A military training camp where a Scots soldier was accidentally killed last month saw more than 100 other accidents where soldiers were injured last year.

New figures from the Ministry of Defence show 119 personnel were injured at the Otterburn training ground in Northumberland over the past 12 months – more than double the previous year’s total.

Private Conor McPherson, 24, from the Black Watch, 3rd Battalion, the Royal Regiment of Scotland, died after suffering a serious head wound while taking part in a night live-firing exercise at Otterburn in August. And these latest figures cast fresh doubts on safety at the 93 square mile site. The figure of 119 injuries in 2015/16 compares with 54 and 58 respectively in the previous two years.

Back in 2011/12 just 18 injuries were recorded at Otterburn. Defence Minister Mark Lancaster said more injuries were now being reported, while more exercises were also taking place at Otterburn.

Berwick-upon-Tweed Tory MP Anne-Marie Trevelyan, who has Otterburn in her constituency, uncovered the figures via a written question to the department. And she said she was “deeply concerned” by the findings.

“Following the tragic death of a soldier during a live firing exercise last month, I was concerned to find out whether we are doing everything possible to ensure the safety of our armed forces when they are training on the Otterburn Ranges,” she told Press Association.

“I am deeply concerned by the fact that the number of injuries more than doubled last year and I will be calling for a meeting with the Defence Safety Authority to get a better understanding of the reasons for these injuries.
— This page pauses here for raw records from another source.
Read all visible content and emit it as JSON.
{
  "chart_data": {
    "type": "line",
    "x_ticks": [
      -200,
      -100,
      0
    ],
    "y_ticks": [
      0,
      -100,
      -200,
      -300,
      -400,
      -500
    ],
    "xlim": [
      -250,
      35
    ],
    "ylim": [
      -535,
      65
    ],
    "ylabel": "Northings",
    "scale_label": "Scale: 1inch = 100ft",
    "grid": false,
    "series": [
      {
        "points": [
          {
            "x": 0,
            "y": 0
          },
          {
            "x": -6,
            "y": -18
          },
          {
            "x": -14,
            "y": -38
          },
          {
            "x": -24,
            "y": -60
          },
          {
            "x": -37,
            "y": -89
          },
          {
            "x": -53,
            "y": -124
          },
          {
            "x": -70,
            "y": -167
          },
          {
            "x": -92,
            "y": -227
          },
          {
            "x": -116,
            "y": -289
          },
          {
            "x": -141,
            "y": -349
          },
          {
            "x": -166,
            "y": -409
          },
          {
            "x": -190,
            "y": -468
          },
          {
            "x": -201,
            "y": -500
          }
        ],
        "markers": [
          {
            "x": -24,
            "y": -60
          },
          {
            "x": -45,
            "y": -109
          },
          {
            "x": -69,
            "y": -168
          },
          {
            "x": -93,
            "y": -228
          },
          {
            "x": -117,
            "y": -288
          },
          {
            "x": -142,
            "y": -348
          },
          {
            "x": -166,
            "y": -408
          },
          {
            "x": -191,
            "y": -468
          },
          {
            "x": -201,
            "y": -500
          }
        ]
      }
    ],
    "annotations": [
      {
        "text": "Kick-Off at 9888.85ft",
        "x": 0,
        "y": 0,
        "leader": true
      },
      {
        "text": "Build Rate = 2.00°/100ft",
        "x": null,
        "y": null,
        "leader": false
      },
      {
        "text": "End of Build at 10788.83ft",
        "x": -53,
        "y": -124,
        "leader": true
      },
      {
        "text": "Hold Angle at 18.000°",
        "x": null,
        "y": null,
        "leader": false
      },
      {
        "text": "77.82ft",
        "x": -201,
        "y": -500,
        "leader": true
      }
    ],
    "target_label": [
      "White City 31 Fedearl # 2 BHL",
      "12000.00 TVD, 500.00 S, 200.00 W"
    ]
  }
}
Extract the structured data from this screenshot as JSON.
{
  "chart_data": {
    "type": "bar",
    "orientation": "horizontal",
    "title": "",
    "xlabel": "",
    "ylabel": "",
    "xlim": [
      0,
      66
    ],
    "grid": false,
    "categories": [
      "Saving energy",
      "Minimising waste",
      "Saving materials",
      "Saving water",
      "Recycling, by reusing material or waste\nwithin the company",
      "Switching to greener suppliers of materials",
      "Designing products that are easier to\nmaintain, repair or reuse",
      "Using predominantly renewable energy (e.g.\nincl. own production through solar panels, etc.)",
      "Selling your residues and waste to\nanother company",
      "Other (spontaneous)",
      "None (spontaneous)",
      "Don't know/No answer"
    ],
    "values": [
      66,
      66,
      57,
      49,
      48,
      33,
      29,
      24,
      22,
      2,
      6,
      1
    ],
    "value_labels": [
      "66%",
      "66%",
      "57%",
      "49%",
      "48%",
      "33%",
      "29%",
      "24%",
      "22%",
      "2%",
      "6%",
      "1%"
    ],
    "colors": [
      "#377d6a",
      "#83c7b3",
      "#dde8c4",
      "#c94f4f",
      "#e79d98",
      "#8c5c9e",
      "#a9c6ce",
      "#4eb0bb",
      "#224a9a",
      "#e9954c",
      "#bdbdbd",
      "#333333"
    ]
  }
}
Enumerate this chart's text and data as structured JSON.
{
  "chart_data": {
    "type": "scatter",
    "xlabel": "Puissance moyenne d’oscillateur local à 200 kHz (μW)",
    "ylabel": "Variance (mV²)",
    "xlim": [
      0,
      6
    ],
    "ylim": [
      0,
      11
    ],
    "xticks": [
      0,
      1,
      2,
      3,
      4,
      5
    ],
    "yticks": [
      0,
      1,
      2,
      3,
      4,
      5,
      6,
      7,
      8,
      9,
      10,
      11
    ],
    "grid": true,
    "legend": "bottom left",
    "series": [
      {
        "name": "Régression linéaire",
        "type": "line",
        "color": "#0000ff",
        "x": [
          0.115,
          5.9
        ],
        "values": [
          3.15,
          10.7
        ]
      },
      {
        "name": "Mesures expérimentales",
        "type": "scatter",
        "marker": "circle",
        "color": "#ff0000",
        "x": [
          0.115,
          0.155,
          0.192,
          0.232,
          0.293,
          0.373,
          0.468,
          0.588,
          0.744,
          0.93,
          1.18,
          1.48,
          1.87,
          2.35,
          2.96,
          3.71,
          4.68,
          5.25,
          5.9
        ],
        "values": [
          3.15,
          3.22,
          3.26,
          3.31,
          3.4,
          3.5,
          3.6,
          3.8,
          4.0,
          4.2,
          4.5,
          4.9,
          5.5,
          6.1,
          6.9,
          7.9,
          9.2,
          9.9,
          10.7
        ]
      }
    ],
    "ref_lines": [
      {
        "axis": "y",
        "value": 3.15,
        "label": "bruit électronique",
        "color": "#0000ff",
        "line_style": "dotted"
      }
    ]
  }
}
“The DSA was established in April 2015 to investigate such injuries and make recommendations to prevent further such occurrences – I want to know from them what will be done to reverse this worrying trend.”

In April the Unite union warned that firing ranges had become “death traps” since the role of lookout wardens, who prevent people walking into the line of fire, had been withdrawn.

Mr Lancaster said in a written response to Ms Trevelyan: “These totals may not include all injuries, as some minor injuries may have been treated immediately and not reported.

“Reporting of injuries is improving, and usage of the training area has increased since 2015.”